I don’t disbelieve that, and I applaud the company’s efforts. But I also think there’s something else going on — something even better for Xerox, its employees and all the other suppliers, customers and partners that rely on the company for their livelihoods.
Like all of us, Xerox is facing an economic downturn in its business. I don’t know how significant, but I’m going to bet that their managers are as challenged to find new sources of revenue as any small-business owner. Challenging times need out-of-the box ideas. Leaders are forced to make difficult decisions, innovate, try new things, make changes — even if those changes disrupt current models.

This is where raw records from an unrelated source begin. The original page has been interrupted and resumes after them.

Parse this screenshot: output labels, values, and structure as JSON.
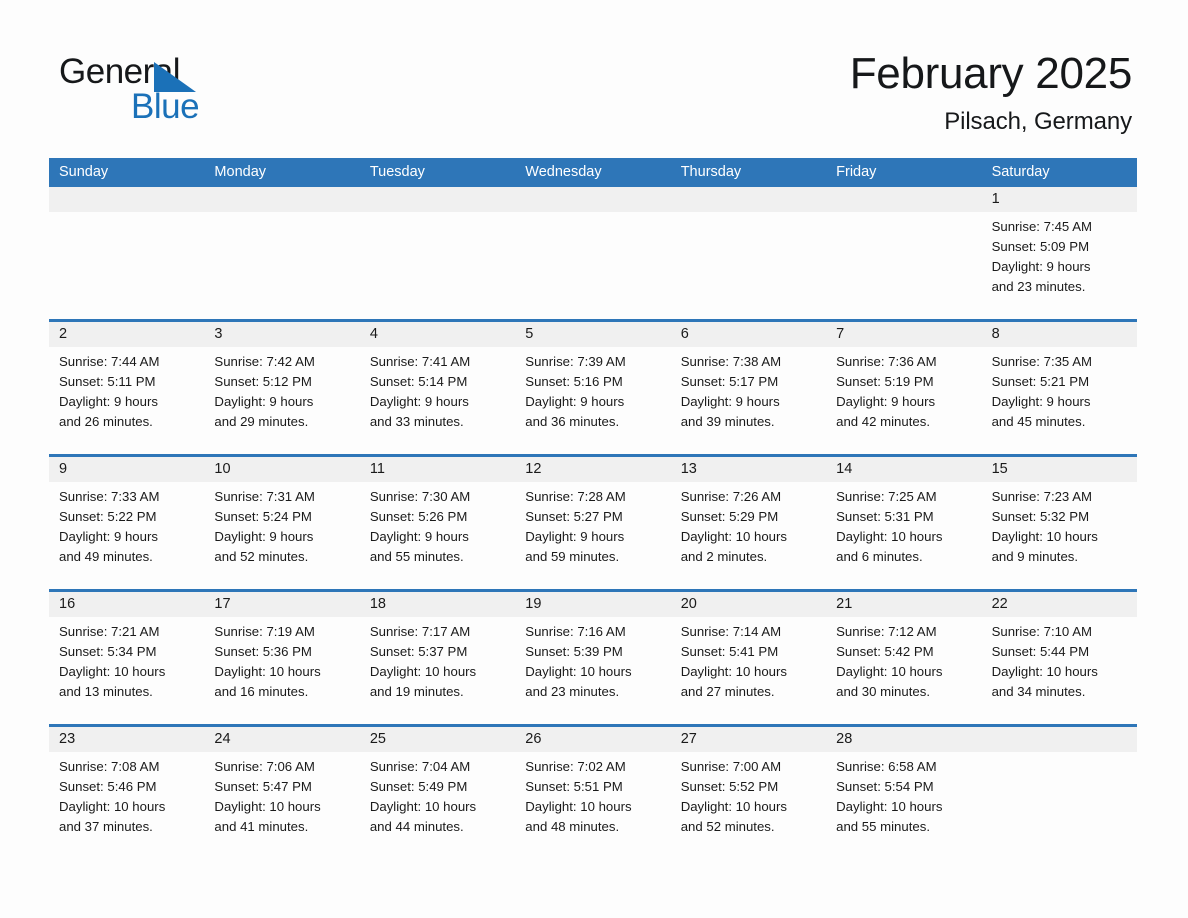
{
  "brand": {
    "name_part1": "General",
    "name_part2": "Blue",
    "triangle_color": "#1b71b8"
  },
  "header": {
    "title": "February 2025",
    "subtitle": "Pilsach, Germany"
  },
  "theme": {
    "header_blue": "#2e76b8",
    "band_gray": "#f0f0f0",
    "page_bg": "#fdfdfd"
  },
  "weekdays": [
    "Sunday",
    "Monday",
    "Tuesday",
    "Wednesday",
    "Thursday",
    "Friday",
    "Saturday"
  ],
  "weeks": [
    [
      {
        "date": "",
        "empty": true
      },
      {
        "date": "",
        "empty": true
      },
      {
        "date": "",
        "empty": true
      },
      {
        "date": "",
        "empty": true
      },
      {
        "date": "",
        "empty": true
      },
      {
        "date": "",
        "empty": true
      },
      {
        "date": "1",
        "sunrise": "Sunrise: 7:45 AM",
        "sunset": "Sunset: 5:09 PM",
        "daylight1": "Daylight: 9 hours",
        "daylight2": "and 23 minutes."
      }
    ],
    [
      {
        "date": "2",
        "sunrise": "Sunrise: 7:44 AM",
        "sunset": "Sunset: 5:11 PM",
        "daylight1": "Daylight: 9 hours",
        "daylight2": "and 26 minutes."
      },
      {
        "date": "3",
        "sunrise": "Sunrise: 7:42 AM",
        "sunset": "Sunset: 5:12 PM",
        "daylight1": "Daylight: 9 hours",
        "daylight2": "and 29 minutes."
      },
      {
        "date": "4",
        "sunrise": "Sunrise: 7:41 AM",
        "sunset": "Sunset: 5:14 PM",
        "daylight1": "Daylight: 9 hours",
        "daylight2": "and 33 minutes."
      },
      {
        "date": "5",
        "sunrise": "Sunrise: 7:39 AM",
        "sunset": "Sunset: 5:16 PM",
        "daylight1": "Daylight: 9 hours",
        "daylight2": "and 36 minutes."
      },
      {
        "date": "6",
        "sunrise": "Sunrise: 7:38 AM",
        "sunset": "Sunset: 5:17 PM",
        "daylight1": "Daylight: 9 hours",
        "daylight2": "and 39 minutes."
      },
      {
        "date": "7",
        "sunrise": "Sunrise: 7:36 AM",
        "sunset": "Sunset: 5:19 PM",
        "daylight1": "Daylight: 9 hours",
        "daylight2": "and 42 minutes."
      },
      {
        "date": "8",
        "sunrise": "Sunrise: 7:35 AM",
        "sunset": "Sunset: 5:21 PM",
        "daylight1": "Daylight: 9 hours",
        "daylight2": "and 45 minutes."
      }
    ],
    [
      {
        "date": "9",
        "sunrise": "Sunrise: 7:33 AM",
        "sunset": "Sunset: 5:22 PM",
        "daylight1": "Daylight: 9 hours",
        "daylight2": "and 49 minutes."
      },
      {
        "date": "10",
        "sunrise": "Sunrise: 7:31 AM",
        "sunset": "Sunset: 5:24 PM",
        "daylight1": "Daylight: 9 hours",
        "daylight2": "and 52 minutes."
      },
      {
        "date": "11",
        "sunrise": "Sunrise: 7:30 AM",
        "sunset": "Sunset: 5:26 PM",
        "daylight1": "Daylight: 9 hours",
        "daylight2": "and 55 minutes."
      },
      {
        "date": "12",
        "sunrise": "Sunrise: 7:28 AM",
        "sunset": "Sunset: 5:27 PM",
        "daylight1": "Daylight: 9 hours",
        "daylight2": "and 59 minutes."
      },
      {
        "date": "13",
        "sunrise": "Sunrise: 7:26 AM",
        "sunset": "Sunset: 5:29 PM",
        "daylight1": "Daylight: 10 hours",
        "daylight2": "and 2 minutes."
      },
      {
        "date": "14",
        "sunrise": "Sunrise: 7:25 AM",
        "sunset": "Sunset: 5:31 PM",
        "daylight1": "Daylight: 10 hours",
        "daylight2": "and 6 minutes."
      },
      {
        "date": "15",
        "sunrise": "Sunrise: 7:23 AM",
        "sunset": "Sunset: 5:32 PM",
        "daylight1": "Daylight: 10 hours",
        "daylight2": "and 9 minutes."
      }
    ],
    [
      {
        "date": "16",
        "sunrise": "Sunrise: 7:21 AM",
        "sunset": "Sunset: 5:34 PM",
        "daylight1": "Daylight: 10 hours",
        "daylight2": "and 13 minutes."
      },
      {
        "date": "17",
        "sunrise": "Sunrise: 7:19 AM",
        "sunset": "Sunset: 5:36 PM",
        "daylight1": "Daylight: 10 hours",
        "daylight2": "and 16 minutes."
      },
      {
        "date": "18",
        "sunrise": "Sunrise: 7:17 AM",
        "sunset": "Sunset: 5:37 PM",
        "daylight1": "Daylight: 10 hours",
        "daylight2": "and 19 minutes."
      },
      {
        "date": "19",
        "sunrise": "Sunrise: 7:16 AM",
        "sunset": "Sunset: 5:39 PM",
        "daylight1": "Daylight: 10 hours",
        "daylight2": "and 23 minutes."
      },
      {
        "date": "20",
        "sunrise": "Sunrise: 7:14 AM",
        "sunset": "Sunset: 5:41 PM",
        "daylight1": "Daylight: 10 hours",
        "daylight2": "and 27 minutes."
      },
      {
        "date": "21",
        "sunrise": "Sunrise: 7:12 AM",
        "sunset": "Sunset: 5:42 PM",
        "daylight1": "Daylight: 10 hours",
        "daylight2": "and 30 minutes."
      },
      {
        "date": "22",
        "sunrise": "Sunrise: 7:10 AM",
        "sunset": "Sunset: 5:44 PM",
        "daylight1": "Daylight: 10 hours",
        "daylight2": "and 34 minutes."
      }
    ],
    [
      {
        "date": "23",
        "sunrise": "Sunrise: 7:08 AM",
        "sunset": "Sunset: 5:46 PM",
        "daylight1": "Daylight: 10 hours",
        "daylight2": "and 37 minutes."
      },
      {
        "date": "24",
        "sunrise": "Sunrise: 7:06 AM",
        "sunset": "Sunset: 5:47 PM",
        "daylight1": "Daylight: 10 hours",
        "daylight2": "and 41 minutes."
      },
      {
        "date": "25",
        "sunrise": "Sunrise: 7:04 AM",
        "sunset": "Sunset: 5:49 PM",
        "daylight1": "Daylight: 10 hours",
        "daylight2": "and 44 minutes."
      },
      {
        "date": "26",
        "sunrise": "Sunrise: 7:02 AM",
        "sunset": "Sunset: 5:51 PM",
        "daylight1": "Daylight: 10 hours",
        "daylight2": "and 48 minutes."
      },
      {
        "date": "27",
        "sunrise": "Sunrise: 7:00 AM",
        "sunset": "Sunset: 5:52 PM",
        "daylight1": "Daylight: 10 hours",
        "daylight2": "and 52 minutes."
      },
      {
        "date": "28",
        "sunrise": "Sunrise: 6:58 AM",
        "sunset": "Sunset: 5:54 PM",
        "daylight1": "Daylight: 10 hours",
        "daylight2": "and 55 minutes."
      },
      {
        "date": "",
        "empty": true
      }
    ]
  ]
}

I saw this countless times during the 2008-2009 recession. Many of my best clients used that opportunity to reevaluate their businesses, decide what was truly making them money and what was not worth the effort. During those times, those same leaders tried new ideas, launched new product lines, diversified their offerings and even started doing things completely unrelated to their existing business. They didn’t do these things because they wanted to. They did these things because they had to. Downturns have that effect.
I think that’s what’s going on with Xerox.
If you asked their executives a year ago if they planned to get into the hand sanitizer or ventilator business, they would react as if you’d lost your mind. But now these businesses might turn out to be potential longer-term revenue streams. Who knows?
Hand sanitizer might be the foundation of a new strategy to make and sell other office-related supplies that could be positioned to dovetail nicely with Xerox’s workplace offerings. The manufacture of ventilators will certainly keep the company’s workforce engaged and thinking during these slower times, and who knows what new techniques for making office equipment will be discovered while in the process of making hospital equipment? And hey … with Xerox’s existing infrastructure, maybe manufacturing ventilators is more profitable than manufacturing printers. This could be an entirely new venture. Again, who knows?
Xerox is going to find out.
Of course, if, like Xerox, you’re able to contribute something to help fight the coronavirus outbreak, then jump on board. But if your business is facing a downturn, now is the time to also do what Xerox is doing: innovate. Try new things. Sell new products. Take a few chances. This may not be a choice. It may be necessity. But don’t fret. It’s how great companies survive these times and position themselves for future growth.